Лиззи не знала, что сказать.

Красивая женщина, с темными волосами и янтарного цвета глазами, подошла ближе. Она была в великолепном бело-золотом платье безупречного покроя, в ушах покачивались янтарные серьги, на шее колье. Женщина, какой мечтала быть Шарлотта: утонченной, искушенной в светских делах. Она была очень красивой. И злой.

— Люси доложила мне, что Уинстон посреди ночи дал ей приказ обслуживать гостью графа. Но, девушка, графа здесь нет. Я знаю, чего вы добиваетесь. Так что лучше соберите вещи и ступайте своей дорогой.

Лиззи вдруг поняла, что женщина считает ее незваной гостьей. Или еще хуже.

— Извините. — Она быстро встала и завернулась в шаль. — Если меня отсылают домой, это должен сделать граф. Вы разговаривали с мистером Уинстоном? Он сказал вам, что граф привез меня сюда?

Женщина открыла рот, потом закрыла и внимательно посмотрела на нее.

— Вы шотландка, — недоуменно сказала она.

— Да, — гордо ответила Лиззи.

— Шотландка! Как понимать, что он привез вас сюда? Он же не здесь? Ему лучше здесь не быть! Он в Шотландии!

— Или он в Лондоне, или меня привел сюда его дух, — возразила Лиззи.

— О нет. — Молодая женщина покачала головой. — Нет, нет и нет. Он не может быть в Лондоне! Проклятый болван хочет, чтоб его повесили?

Она выскочила за дверь, оставив ее открытой, и побежала по коридору, зовя Джека.

— Кто это? — Лиззи взглянула на служанку.

— Леди Фиона, — сказала та, опять сделав реверанс, — сестра графа. А я Люси, мэм. Я буду вашей горничной.

Горничная и сестра! Джек Хейнс забыл упомянуть про сестру в Лондоне, и за это Лиззи очень хотелось дать ему пипка.

Джек не упомянул сестру, поскольку не знал, что Фиона в Лондоне. Когда он видел ее последний раз, она заявила о своей маловероятной и весьма неожиданной помолвке с Дунканом Бьюкененом, лэрдом Блэквуда, а потом сообщила, что люди принца ищут Джека. Она послала его в горы, предупредив, что если он задержится, то будет повешен. С тех пор Джек был в бегах.

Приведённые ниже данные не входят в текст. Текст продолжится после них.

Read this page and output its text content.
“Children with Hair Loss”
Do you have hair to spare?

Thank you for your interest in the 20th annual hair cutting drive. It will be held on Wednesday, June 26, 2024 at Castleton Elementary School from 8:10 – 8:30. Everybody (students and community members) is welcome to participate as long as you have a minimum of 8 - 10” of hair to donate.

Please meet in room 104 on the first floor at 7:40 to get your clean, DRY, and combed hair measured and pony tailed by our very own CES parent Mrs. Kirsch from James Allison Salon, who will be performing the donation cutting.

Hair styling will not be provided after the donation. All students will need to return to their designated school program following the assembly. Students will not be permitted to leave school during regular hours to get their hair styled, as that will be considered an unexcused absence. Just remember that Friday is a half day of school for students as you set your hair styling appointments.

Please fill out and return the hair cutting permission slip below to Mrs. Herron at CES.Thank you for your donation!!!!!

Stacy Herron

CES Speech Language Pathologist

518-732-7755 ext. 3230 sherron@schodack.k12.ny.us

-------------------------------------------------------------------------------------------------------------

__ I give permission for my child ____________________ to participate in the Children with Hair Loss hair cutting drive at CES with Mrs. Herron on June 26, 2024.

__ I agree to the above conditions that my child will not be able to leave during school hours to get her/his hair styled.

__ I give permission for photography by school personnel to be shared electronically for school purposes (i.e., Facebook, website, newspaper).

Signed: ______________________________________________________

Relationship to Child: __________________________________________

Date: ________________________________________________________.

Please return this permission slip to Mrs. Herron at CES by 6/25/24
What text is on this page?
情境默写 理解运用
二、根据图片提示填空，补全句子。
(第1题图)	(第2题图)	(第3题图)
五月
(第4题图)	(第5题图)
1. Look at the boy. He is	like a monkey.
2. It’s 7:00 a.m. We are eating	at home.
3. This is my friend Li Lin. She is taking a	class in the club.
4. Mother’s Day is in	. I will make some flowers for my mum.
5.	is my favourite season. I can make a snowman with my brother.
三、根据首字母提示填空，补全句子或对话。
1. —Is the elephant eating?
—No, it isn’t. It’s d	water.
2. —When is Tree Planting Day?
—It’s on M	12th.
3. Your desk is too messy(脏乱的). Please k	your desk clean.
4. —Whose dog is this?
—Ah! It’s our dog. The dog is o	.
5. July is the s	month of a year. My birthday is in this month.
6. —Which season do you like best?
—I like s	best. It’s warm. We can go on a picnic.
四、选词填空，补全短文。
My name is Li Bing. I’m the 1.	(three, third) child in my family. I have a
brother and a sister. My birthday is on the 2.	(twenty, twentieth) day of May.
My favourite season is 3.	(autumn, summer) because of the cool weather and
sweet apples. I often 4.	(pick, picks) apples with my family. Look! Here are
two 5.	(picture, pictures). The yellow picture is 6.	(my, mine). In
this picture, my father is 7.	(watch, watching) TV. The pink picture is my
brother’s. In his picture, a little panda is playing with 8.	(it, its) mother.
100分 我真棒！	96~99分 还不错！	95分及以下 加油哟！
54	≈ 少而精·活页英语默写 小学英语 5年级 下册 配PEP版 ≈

Когда Фиона ворвалась в его комнату, она так его напугала, что он чуть не перерезал себе горло бритвой.

— Джек! — закричала она. — Боже, что ты наделал? С ума сошел? У тебя что, тайное влечение к смерти?

— Доброе утро, Фиона, — Он вздохнул, положил бритву, вытер полотенцем лицо и повернулся к сестре, — Какого дьявола ты делаешь в Лондоне? Пожалуйста, скажи мне, что ты порвала с Бьюкененом.